Riéndose con sus dientes centellantemente blancos, ella me informó:

– Algunas veces es mi padre, otras un extraño, otras mi tío y tutor. Eso depende del estado de ánimo.

– Cierto, ciertísimo – le contesté, convencido. – Pero también es cierto, ciertísimo – agregué atemorizado – que él está en el fondo de la casa, mirándonos a través de las paredes con sus ojos de ahorcado o de basilisco.

– Huyamos, entonces – me propuso Nanela, echándose apresuradamente una mantilla de encajes sobre el cuervo de sus cabellos.

– Huyamos.

Y salimos del brazo, bajando juntos una recta y amplia escalera de mármol blanco, de la escasa altura que convenía a aquella casita de dos pisos.

– Yo subí por una escalera mucho más alta, obscura y de caracol – le dije a mi acompañada.

– Verdad – me aseguró Nanela. – Pero cuando se la baja, esa escalera es como mil veces más corta, y es cómoda y derecha.

Yo me alcé de hombros… ¿Qué tenía que ver eso conmigo?..

Recorrimos en silencio, siempre del brazo, unas callejuelas imposibles. Las casas, aunque rígidas e inmobiles, hacíannos al pasar muecas y gestos, unas veces de paz y amor, otras de odio y cólera. Pululaban allí lechuzas, viejas y ánimas en pena.

– ¿Has notado, Nanela – pregunté a mi amada – que en esta ciudad siempre es noche?

– Hay una razón para ello. Sus habitantes son todos noctámbulos.

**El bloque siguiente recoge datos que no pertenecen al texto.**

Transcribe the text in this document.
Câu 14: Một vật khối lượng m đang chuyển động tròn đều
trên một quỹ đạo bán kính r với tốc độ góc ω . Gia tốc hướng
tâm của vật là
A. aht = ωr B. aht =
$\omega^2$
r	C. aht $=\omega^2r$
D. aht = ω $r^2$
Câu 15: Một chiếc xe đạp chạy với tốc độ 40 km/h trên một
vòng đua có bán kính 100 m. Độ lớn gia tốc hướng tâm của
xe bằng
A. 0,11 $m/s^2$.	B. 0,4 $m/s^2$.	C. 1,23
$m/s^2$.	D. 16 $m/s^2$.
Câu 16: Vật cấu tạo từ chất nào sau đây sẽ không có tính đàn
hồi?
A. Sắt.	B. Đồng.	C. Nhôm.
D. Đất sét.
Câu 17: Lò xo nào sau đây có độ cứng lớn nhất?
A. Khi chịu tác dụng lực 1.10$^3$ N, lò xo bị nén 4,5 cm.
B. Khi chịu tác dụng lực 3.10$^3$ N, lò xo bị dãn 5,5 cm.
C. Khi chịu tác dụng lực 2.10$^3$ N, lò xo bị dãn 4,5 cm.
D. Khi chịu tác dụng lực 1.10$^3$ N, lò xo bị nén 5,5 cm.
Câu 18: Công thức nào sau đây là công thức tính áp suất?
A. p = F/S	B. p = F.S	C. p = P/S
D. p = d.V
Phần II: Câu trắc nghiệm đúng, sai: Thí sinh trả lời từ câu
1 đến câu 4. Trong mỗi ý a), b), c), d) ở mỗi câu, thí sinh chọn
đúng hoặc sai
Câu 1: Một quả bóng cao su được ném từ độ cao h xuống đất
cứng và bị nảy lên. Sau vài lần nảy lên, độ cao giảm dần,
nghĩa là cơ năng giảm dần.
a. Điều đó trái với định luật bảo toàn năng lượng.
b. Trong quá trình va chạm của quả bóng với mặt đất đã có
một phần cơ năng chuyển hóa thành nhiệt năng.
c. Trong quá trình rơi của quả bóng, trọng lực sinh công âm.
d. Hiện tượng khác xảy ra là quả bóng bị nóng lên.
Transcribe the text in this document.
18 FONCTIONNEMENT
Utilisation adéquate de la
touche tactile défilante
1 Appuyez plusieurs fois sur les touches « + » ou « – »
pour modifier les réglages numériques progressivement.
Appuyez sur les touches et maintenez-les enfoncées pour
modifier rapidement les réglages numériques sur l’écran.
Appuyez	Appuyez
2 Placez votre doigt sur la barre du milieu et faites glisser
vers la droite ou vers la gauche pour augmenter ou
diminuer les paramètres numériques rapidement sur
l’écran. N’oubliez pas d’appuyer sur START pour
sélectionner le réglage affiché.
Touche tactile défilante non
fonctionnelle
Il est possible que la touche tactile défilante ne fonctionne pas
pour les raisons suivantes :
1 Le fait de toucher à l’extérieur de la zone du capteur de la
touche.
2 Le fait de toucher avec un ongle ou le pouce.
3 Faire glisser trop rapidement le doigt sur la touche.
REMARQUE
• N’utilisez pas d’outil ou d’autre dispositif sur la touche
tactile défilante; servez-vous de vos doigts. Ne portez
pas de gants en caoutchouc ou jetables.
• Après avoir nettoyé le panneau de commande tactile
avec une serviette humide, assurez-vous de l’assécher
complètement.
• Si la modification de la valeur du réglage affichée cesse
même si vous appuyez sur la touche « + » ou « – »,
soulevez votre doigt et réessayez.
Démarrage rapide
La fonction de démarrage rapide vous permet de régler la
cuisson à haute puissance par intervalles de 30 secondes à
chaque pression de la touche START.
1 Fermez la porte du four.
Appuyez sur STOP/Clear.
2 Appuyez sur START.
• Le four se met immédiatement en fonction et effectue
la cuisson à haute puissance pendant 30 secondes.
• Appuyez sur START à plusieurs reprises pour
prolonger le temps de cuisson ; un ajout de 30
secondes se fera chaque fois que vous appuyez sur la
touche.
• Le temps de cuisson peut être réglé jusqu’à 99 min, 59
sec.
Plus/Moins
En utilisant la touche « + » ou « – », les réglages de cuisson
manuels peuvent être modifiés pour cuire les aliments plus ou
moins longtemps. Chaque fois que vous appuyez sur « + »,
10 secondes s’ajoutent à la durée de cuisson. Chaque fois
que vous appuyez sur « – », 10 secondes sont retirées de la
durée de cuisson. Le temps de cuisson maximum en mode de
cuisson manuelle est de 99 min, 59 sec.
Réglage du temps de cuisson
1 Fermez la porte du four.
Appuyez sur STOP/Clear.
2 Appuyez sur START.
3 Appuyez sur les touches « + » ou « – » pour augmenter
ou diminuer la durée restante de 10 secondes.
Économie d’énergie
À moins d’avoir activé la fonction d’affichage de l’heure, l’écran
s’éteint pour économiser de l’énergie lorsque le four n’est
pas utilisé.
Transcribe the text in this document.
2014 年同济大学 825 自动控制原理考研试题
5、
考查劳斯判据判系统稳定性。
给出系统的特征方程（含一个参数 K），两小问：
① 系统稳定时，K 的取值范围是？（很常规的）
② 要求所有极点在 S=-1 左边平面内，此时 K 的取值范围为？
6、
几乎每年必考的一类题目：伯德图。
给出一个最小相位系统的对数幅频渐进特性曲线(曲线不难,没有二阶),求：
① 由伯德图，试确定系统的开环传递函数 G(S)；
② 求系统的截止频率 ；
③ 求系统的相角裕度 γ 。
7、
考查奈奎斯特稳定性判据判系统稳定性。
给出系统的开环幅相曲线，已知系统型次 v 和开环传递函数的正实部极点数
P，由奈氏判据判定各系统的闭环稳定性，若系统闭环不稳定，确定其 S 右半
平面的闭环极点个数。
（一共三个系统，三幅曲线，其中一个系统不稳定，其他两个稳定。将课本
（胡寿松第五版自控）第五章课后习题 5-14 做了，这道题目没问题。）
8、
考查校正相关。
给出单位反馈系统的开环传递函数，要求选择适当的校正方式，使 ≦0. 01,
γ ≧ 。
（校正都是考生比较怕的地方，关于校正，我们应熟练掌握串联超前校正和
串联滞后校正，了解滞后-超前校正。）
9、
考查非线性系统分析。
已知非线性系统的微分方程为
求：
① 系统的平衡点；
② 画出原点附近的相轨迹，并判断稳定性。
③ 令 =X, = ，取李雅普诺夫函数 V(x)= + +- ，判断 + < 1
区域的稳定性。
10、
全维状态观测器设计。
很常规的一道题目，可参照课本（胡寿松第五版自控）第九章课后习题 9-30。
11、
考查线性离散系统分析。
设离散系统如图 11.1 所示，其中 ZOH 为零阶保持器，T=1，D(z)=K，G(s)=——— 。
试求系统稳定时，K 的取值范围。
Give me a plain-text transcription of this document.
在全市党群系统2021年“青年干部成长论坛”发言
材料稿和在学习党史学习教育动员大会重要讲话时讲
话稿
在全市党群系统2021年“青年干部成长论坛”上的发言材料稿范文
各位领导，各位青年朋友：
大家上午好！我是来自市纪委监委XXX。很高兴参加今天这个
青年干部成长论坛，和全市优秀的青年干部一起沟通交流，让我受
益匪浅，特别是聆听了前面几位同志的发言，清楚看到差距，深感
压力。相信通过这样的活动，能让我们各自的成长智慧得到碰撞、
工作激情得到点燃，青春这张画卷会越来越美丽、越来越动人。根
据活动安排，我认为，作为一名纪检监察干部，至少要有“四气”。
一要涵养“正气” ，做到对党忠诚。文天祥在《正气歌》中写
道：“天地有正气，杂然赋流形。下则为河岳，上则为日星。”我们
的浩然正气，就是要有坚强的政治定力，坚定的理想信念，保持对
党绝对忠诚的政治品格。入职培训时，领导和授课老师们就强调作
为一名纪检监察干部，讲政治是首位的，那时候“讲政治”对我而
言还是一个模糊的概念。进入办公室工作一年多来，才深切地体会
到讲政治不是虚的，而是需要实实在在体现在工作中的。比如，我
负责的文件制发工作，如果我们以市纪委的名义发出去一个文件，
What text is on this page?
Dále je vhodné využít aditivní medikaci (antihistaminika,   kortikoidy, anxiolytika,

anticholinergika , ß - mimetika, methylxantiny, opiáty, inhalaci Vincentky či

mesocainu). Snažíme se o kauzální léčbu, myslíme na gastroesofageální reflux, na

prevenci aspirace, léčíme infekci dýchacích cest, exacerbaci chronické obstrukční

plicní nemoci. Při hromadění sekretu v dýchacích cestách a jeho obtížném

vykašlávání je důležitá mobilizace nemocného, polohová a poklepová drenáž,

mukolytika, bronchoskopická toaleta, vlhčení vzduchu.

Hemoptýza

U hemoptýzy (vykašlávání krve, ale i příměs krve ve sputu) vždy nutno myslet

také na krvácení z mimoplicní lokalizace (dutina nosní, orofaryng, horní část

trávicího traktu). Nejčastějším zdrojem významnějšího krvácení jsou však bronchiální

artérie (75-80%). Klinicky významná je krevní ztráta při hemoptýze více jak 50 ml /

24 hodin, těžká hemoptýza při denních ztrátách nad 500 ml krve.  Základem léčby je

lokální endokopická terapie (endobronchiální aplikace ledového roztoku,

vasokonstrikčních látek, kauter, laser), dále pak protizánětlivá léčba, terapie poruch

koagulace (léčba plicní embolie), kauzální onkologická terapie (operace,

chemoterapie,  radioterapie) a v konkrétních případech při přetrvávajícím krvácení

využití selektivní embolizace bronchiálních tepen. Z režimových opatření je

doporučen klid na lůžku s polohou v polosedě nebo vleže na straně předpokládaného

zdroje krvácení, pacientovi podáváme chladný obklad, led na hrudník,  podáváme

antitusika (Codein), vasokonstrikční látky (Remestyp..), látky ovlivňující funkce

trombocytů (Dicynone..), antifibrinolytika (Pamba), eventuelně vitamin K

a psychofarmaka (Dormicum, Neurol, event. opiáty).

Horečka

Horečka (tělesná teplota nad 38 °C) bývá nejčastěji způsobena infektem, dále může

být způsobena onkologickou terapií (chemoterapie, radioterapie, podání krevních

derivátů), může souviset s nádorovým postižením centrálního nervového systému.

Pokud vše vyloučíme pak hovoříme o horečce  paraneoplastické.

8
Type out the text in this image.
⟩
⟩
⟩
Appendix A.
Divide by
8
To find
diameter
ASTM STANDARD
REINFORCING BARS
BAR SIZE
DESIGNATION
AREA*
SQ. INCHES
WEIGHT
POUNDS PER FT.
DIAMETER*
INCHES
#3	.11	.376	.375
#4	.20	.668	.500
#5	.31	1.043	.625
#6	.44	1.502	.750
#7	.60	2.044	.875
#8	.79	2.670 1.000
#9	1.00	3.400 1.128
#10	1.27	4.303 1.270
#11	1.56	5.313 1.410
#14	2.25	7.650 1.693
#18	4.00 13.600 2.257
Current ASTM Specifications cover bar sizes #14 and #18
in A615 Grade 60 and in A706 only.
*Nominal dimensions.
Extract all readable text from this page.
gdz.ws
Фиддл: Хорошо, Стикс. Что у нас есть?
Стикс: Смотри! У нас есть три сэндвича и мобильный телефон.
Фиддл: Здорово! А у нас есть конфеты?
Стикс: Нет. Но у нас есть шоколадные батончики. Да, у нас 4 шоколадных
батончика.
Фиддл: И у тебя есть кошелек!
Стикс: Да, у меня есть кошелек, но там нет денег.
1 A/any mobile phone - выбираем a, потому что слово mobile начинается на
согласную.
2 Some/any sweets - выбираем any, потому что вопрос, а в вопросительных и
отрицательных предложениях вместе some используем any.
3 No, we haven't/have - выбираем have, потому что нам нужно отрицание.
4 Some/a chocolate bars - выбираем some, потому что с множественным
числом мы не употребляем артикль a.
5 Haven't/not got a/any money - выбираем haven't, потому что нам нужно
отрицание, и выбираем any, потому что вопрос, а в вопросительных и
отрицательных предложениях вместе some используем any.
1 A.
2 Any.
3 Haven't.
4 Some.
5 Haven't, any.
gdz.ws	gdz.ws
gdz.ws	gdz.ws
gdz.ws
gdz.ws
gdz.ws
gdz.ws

No sé por qué me hizo enormemente gracia, me hizo como cosquillas en el alma, la idea de que Tucker fuera, ¡al mismo tiempo! procurador y noctámbulo. Por no afligirla no hice notar esta coincidencia a Nanela… Quien en cambio dijo:

– Muy obscura está la noche.

Quise entonces contarle que el cielo se había quemado; pero no encontraba palabras para contarlo… Cuando las encontré, me había olvidado de lo que quería contar. Por eso guardé un largo silencio, en el cual me dijo Nanela, ¡oh querida y dulce Nanela! que, por rara casualidad, algunas veces amanecía en esa población…

El sol debía estarla escuchando. De otro modo no puede explicarse cómo amaneció de pronto, en cuanto ella dijera que algunas veces amanecía en la ciudad.

Todos los habitantes se metieron en sus cuevas y en sus sepulcros al aparecer la luz indiscreta. Como era la madrugada, la ciudad parecía un cementerio.

– No bien se abra una iglesia, entramos a casarnos – murmuró Nanela.

– Claro.

Fue así que entramos en la iglesia de un convento de franciscanos, donde oraban muchos caballeros medioevales con la visera calada. A través de la penumbra, los acordes del órgano parecían sollozos e imprecaciones. En el altar mayor decía misa, parándose en puntas de pie, un frailecito rechoncho, con dientes como de perro o de lobo. En su boca estaba siempre estereotipada la doble risa de un hombre satisfecho de su mesa y de sí mismo. No era más alto que mis rodillas. Para alcanzar al santo tabernáculo tenía que subirse a un banquillo que le colocaba al efecto el sacristán. Cuando se subió al banquillo para bendecir a los fieles, Nanela y yo nos arrojamos a sus pies… Y aprovechamos su bendición para casarnos. Él nos convidó después con el vino del cáliz, un empalagoso vinillo azucarado. Y nos dio la enhorabuena con la doble sonrisa de sus dientes de perro y de lobo.

Al salir de la iglesia, me dijo Nanela:

– Haremos un largo viaje de bodas. Tenemos que irnos lejos, muy lejos. Pues ten por seguro que ese canalla de Tucker nos persigue.

Yo contesté:

– Por seguro lo tengo. ¿Quién se atrevería a dudarlo, quién? – Y lancé hondísimo suspiro, exclamando: – ¡Oh, miserable Tucker! ¡oh Tucker nunca bastante execrado, vos tenéis la culpa, nadie más que vos!

– Huyamos.

Y huímos de nuevo, dando varias veces la vuelta al mundo, como si arrolláramos un hilo inacabable alrededor de un ovillo redondo.